Under the settlement of the class-action lawsuit reached out of court in May, if you're a tobacco farmer, you can claim your share of the money.
Forms were mailed to flue-cured and burley producers in late June. The amount of money that a grower can receive is based on how much tobacco farmers grew from 1996 to 2001, the years in question.
“The class-action includes all growers and quota owners,” says Blake Brown, North Carolina State University Extension ag economist. “It will be a large number of growers when you consider burley. If you're a small grower, it might not be much money, but for a fair-sized flue-cured grower, it could be substantial.”

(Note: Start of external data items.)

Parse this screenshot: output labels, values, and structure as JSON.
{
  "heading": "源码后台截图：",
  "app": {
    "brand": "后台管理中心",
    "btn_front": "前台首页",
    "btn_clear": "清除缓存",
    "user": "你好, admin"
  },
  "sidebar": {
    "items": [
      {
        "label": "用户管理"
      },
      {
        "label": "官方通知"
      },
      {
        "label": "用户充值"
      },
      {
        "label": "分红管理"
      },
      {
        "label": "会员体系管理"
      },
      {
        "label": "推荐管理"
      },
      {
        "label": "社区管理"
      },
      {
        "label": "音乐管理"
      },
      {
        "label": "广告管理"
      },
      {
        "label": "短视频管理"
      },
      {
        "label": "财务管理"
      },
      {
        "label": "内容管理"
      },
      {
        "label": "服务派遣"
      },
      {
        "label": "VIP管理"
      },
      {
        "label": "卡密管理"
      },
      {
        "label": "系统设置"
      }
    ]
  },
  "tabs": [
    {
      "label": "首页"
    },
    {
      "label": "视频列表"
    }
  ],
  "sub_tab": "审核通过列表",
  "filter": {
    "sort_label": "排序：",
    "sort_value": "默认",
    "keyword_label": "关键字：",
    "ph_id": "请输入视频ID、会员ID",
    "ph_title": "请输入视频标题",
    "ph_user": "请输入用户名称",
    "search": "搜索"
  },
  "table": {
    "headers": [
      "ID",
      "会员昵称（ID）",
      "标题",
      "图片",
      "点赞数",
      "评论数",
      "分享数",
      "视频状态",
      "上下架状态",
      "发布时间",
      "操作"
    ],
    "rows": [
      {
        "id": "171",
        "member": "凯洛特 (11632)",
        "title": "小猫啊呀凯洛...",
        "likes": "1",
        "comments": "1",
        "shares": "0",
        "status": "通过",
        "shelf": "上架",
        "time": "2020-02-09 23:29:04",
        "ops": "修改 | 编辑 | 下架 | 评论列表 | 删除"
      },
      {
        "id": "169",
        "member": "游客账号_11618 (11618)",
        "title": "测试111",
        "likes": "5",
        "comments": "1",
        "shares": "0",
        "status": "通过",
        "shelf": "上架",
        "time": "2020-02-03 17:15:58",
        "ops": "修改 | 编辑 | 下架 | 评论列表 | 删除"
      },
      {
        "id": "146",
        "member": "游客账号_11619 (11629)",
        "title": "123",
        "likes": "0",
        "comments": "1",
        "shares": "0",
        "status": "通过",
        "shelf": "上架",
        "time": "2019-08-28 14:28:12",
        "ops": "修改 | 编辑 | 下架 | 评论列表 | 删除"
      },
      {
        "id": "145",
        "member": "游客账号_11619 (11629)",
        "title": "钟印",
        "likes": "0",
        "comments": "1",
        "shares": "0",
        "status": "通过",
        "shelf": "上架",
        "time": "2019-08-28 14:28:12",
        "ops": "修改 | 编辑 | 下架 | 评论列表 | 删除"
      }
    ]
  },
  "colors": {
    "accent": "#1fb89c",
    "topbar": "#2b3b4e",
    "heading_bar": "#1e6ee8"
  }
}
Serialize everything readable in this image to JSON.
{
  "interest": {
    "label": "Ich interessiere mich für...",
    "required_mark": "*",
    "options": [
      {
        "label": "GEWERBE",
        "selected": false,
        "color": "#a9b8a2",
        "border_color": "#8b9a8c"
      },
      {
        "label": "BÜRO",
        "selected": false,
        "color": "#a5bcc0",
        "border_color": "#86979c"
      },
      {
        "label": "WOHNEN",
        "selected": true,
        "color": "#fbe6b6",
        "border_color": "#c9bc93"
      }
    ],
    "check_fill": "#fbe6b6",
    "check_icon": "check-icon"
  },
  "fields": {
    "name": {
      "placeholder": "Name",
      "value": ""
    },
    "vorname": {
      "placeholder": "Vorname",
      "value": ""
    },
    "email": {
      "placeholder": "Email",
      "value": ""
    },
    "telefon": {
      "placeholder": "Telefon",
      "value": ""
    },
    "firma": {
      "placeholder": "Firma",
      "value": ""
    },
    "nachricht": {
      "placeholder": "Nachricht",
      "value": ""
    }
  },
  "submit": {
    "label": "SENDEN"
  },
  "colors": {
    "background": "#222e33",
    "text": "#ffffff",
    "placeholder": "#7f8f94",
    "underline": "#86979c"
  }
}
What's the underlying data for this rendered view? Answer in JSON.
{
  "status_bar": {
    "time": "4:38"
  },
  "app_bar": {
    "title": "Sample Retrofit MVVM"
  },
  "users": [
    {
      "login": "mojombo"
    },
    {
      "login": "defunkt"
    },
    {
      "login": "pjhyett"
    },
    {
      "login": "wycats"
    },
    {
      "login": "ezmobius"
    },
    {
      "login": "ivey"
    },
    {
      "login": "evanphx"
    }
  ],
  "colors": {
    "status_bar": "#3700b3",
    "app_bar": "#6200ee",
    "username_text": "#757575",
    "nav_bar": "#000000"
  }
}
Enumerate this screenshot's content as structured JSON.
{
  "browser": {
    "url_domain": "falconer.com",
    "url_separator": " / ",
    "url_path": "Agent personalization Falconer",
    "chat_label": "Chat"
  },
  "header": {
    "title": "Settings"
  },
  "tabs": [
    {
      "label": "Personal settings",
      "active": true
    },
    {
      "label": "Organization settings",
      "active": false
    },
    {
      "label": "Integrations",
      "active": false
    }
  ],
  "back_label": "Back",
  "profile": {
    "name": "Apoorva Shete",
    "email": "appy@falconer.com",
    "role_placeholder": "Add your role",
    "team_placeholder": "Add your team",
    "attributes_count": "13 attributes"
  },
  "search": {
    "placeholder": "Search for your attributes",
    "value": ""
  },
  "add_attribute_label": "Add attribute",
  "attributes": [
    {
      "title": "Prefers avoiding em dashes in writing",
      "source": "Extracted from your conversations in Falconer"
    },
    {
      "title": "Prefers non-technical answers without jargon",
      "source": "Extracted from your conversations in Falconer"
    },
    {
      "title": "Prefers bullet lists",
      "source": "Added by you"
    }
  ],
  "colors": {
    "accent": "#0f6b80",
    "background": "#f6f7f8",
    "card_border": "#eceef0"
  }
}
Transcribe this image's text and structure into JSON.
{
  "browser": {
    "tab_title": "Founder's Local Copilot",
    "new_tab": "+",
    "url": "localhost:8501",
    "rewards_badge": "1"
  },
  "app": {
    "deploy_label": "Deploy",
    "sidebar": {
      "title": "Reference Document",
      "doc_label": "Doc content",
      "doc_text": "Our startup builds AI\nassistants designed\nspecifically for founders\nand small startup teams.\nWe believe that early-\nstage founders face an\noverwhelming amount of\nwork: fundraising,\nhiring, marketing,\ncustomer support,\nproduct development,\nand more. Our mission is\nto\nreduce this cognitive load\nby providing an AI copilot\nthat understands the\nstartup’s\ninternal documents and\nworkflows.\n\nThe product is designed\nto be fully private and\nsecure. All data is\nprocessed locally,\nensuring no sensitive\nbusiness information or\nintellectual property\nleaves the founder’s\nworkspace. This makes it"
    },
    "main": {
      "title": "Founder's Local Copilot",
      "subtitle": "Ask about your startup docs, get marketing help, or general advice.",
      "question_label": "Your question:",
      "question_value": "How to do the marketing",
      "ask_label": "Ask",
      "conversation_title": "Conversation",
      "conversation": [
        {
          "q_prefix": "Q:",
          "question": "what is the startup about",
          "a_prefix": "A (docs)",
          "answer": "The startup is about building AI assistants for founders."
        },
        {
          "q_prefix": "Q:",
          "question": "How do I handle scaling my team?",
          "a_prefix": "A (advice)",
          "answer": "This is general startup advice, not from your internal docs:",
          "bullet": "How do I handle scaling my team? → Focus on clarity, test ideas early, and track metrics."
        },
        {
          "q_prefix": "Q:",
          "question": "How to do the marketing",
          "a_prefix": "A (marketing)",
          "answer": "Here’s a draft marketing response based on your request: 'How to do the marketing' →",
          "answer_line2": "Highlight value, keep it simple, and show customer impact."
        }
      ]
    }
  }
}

Growers have the option of accepting the money and agreeing with the settlement; taking the money and disagreeing with the settlement; or opting to send their portion to a land-grant university.
“It's hard to imagine what the downside is,” Brown says. “I think there's nothing to lose by sending in the form.”
Philip Morris and five other tobacco companies announced May 16 the out-of-court settlement of a class-action lawsuit alleging that manufacturers fixed prices at auction. In settling the lawsuit, the companies vigorously denied the accusations.
People in the industry say the $200 million helps stabilize the industry. The companies also agreed to purchase 450 million pounds annually from U.S. growers and use a minimum of 70 percent U.S. tobacco in their cigarettes.
Philip Morris is also largely responsible for a $8 million trust fund, which may be used for research and Extension. Of that total, $5 million can be used to lobby for a quota buyout.